Rio de Janeiro, outubro de 1956
É sabido que certo cidadão de Itabira, sempre vigilante e gentil para com as comemorações de amigos, se sente mais à vontade quando o deixamos a sós, nas suas próprias comemorações.
Não obstante, um grupo desabusado de velhos cupinchas resolveu rebelar-se desta vez (tranquiliza-te, Carlos, os conspiradores são poucos, não se fez subscrição, não se convocou a ninguém, nem mesmo na esfera restrita dos íntimos!).

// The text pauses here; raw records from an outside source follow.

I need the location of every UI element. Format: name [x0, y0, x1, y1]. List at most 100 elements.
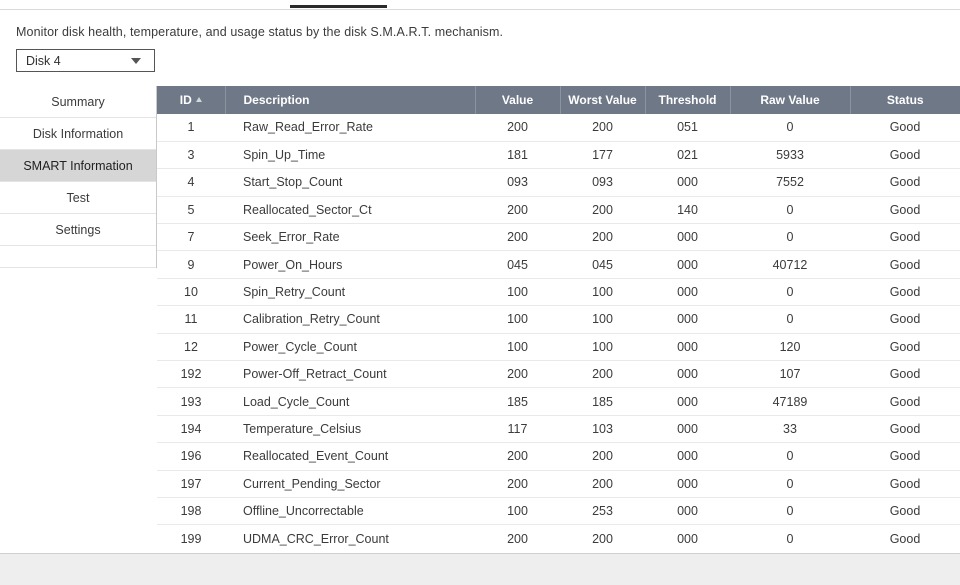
table-row[interactable]: 197 Current_Pending_Sector 200 200 000 0 Good [157, 470, 960, 498]
cell-value: 117 [475, 415, 560, 444]
cell-threshold: 000 [645, 497, 730, 526]
table-row[interactable]: 198 Offline_Uncorrectable 100 253 000 0 Good [157, 497, 960, 526]
cell-raw-value: 0 [730, 278, 850, 307]
cell-value: 200 [475, 196, 560, 225]
cell-description: Calibration_Retry_Count [225, 305, 475, 334]
cell-raw-value: 40712 [730, 250, 850, 279]
tab-iscsi[interactable]: iSCSI [530, 0, 587, 8]
cell-status: Good [850, 470, 960, 498]
table-row[interactable]: 5 Reallocated_Sector_Ct 200 200 140 0 Good [157, 196, 960, 225]
cell-raw-value: 0 [730, 114, 850, 142]
cell-id: 196 [157, 442, 225, 471]
cell-raw-value: 0 [730, 442, 850, 471]
smart-attribute-table: ID Description Value Worst Value Thresho… [157, 86, 960, 552]
cell-description: Seek_Error_Rate [225, 223, 475, 252]
cell-raw-value: 0 [730, 196, 850, 225]
cell-id: 199 [157, 524, 225, 552]
cell-status: Good [850, 196, 960, 225]
cell-status: Good [850, 223, 960, 252]
cell-value: 185 [475, 387, 560, 416]
cell-value: 200 [475, 524, 560, 552]
cell-raw-value: 120 [730, 333, 850, 362]
cell-status: Good [850, 360, 960, 389]
table-row[interactable]: 10 Spin_Retry_Count 100 100 000 0 Good [157, 278, 960, 307]
cell-id: 9 [157, 250, 225, 279]
tab-disk-smart[interactable]: Disk SMART [290, 0, 387, 8]
cell-value: 181 [475, 141, 560, 170]
cell-threshold: 000 [645, 470, 730, 498]
cell-raw-value: 0 [730, 470, 850, 498]
cell-description: Load_Cycle_Count [225, 387, 475, 416]
cell-id: 197 [157, 470, 225, 498]
cell-status: Good [850, 114, 960, 142]
column-header-threshold[interactable]: Threshold [645, 86, 731, 114]
cell-threshold: 140 [645, 196, 730, 225]
table-row[interactable]: 4 Start_Stop_Count 093 093 000 7552 Good [157, 168, 960, 197]
sort-ascending-icon [195, 97, 202, 102]
cell-threshold: 021 [645, 141, 730, 170]
cell-status: Good [850, 141, 960, 170]
cell-description: Reallocated_Sector_Ct [225, 196, 475, 225]
sidebar-filler [0, 246, 156, 268]
table-row[interactable]: 193 Load_Cycle_Count 185 185 000 47189 Good [157, 387, 960, 416]
column-header-description[interactable]: Description [225, 86, 476, 114]
tab-encrypted-file-system[interactable]: Encrypted File System [387, 0, 530, 8]
sidebar-item-disk-information[interactable]: Disk Information [0, 118, 156, 150]
cell-raw-value: 0 [730, 223, 850, 252]
table-row[interactable]: 192 Power-Off_Retract_Count 200 200 000 107 Go… [157, 360, 960, 389]
sidebar-item-settings[interactable]: Settings [0, 214, 156, 246]
sidebar-item-smart-information[interactable]: SMART Information [0, 150, 156, 182]
table-row[interactable]: 3 Spin_Up_Time 181 177 021 5933 Good [157, 141, 960, 170]
column-header-raw-value[interactable]: Raw Value [730, 86, 851, 114]
column-header-id[interactable]: ID [157, 86, 226, 114]
cell-id: 198 [157, 497, 225, 526]
column-header-status[interactable]: Status [850, 86, 960, 114]
disk-select-dropdown[interactable]: Disk 4 [16, 49, 155, 72]
sidebar-item-summary[interactable]: Summary [0, 86, 156, 118]
cell-value: 100 [475, 305, 560, 334]
cell-id: 11 [157, 305, 225, 334]
cell-id: 194 [157, 415, 225, 444]
cell-threshold: 000 [645, 305, 730, 334]
cell-id: 10 [157, 278, 225, 307]
table-row[interactable]: 194 Temperature_Celsius 117 103 000 33 Good [157, 415, 960, 444]
cell-value: 100 [475, 497, 560, 526]
cell-status: Good [850, 524, 960, 552]
table-row[interactable]: 1 Raw_Read_Error_Rate 200 200 051 0 Good [157, 114, 960, 142]
cell-raw-value: 0 [730, 497, 850, 526]
main-tab-bar: Volume ManagementRAID ManagementDisk SMA… [0, 0, 960, 10]
chevron-down-icon [131, 57, 141, 64]
tab-virtual-disk[interactable]: Virtual Disk [587, 0, 673, 8]
cell-value: 093 [475, 168, 560, 197]
cell-value: 200 [475, 223, 560, 252]
cell-threshold: 000 [645, 250, 730, 279]
table-row[interactable]: 199 UDMA_CRC_Error_Count 200 200 000 0 Good [157, 524, 960, 552]
table-row[interactable]: 196 Reallocated_Event_Count 200 200 000 0 Good [157, 442, 960, 471]
cell-worst-value: 253 [560, 497, 645, 526]
table-row[interactable]: 12 Power_Cycle_Count 100 100 000 120 Good [157, 333, 960, 362]
table-row[interactable]: 9 Power_On_Hours 045 045 000 40712 Good [157, 250, 960, 279]
cell-id: 3 [157, 141, 225, 170]
cell-threshold: 000 [645, 360, 730, 389]
cell-worst-value: 100 [560, 305, 645, 334]
cell-threshold: 000 [645, 168, 730, 197]
cell-description: Power_On_Hours [225, 250, 475, 279]
cell-status: Good [850, 305, 960, 334]
cell-worst-value: 200 [560, 442, 645, 471]
column-header-worst-value[interactable]: Worst Value [560, 86, 646, 114]
cell-worst-value: 185 [560, 387, 645, 416]
sidebar-item-test[interactable]: Test [0, 182, 156, 214]
cell-status: Good [850, 387, 960, 416]
cell-threshold: 000 [645, 278, 730, 307]
table-row[interactable]: 7 Seek_Error_Rate 200 200 000 0 Good [157, 223, 960, 252]
cell-threshold: 000 [645, 387, 730, 416]
tab-raid-management[interactable]: RAID Management [165, 0, 291, 8]
table-row[interactable]: 11 Calibration_Retry_Count 100 100 000 0 Good [157, 305, 960, 334]
tab-volume-management[interactable]: Volume Management [28, 0, 165, 8]
cell-description: Power_Cycle_Count [225, 333, 475, 362]
cell-raw-value: 107 [730, 360, 850, 389]
column-header-value[interactable]: Value [475, 86, 561, 114]
cell-status: Good [850, 278, 960, 307]
cell-id: 4 [157, 168, 225, 197]
table-body: 1 Raw_Read_Error_Rate 200 200 051 0 Good 3 Spin_… [157, 114, 960, 552]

O impulso veio de dentro de cada um e, não contente com as expansões costumeiras, quis corporificar-se num objeto.
Imaginou-se: o poeta prefere o recolhimento, neste dia para nós conspícuo, mas, afinal, uma engenhoca de fazer música não lhe será molesta, já que é aparelho dócil aos desejos do homem. Movendo-se o dial, anjos mozartianos se desprenderão do negro disco em que se acham aprisionados; ou as angústias e alegrias de um gênio surdo, transfiguradas nas mais belas sonoridades que já se arrancaram ao cosmo, entreterão os serões de Carlos e Dolores. Mas, quando a alma pedir silêncio, sem esforço à mão se imporá à máquina. Pois, na verdade, há instantes em que a mais doce música pode enervar-nos.
Com esta exposição de motivos e um grande abraço, aí fica a lembrança amiga.
Cyro & Drummond: correspondência de Cyro dos Anjos e Carlos Drummond de Andrade. Organização, prefácio e notas de Wander Melo Miranda e Roberto Said. São Paulo: Globo, 2012, pp. 239-241.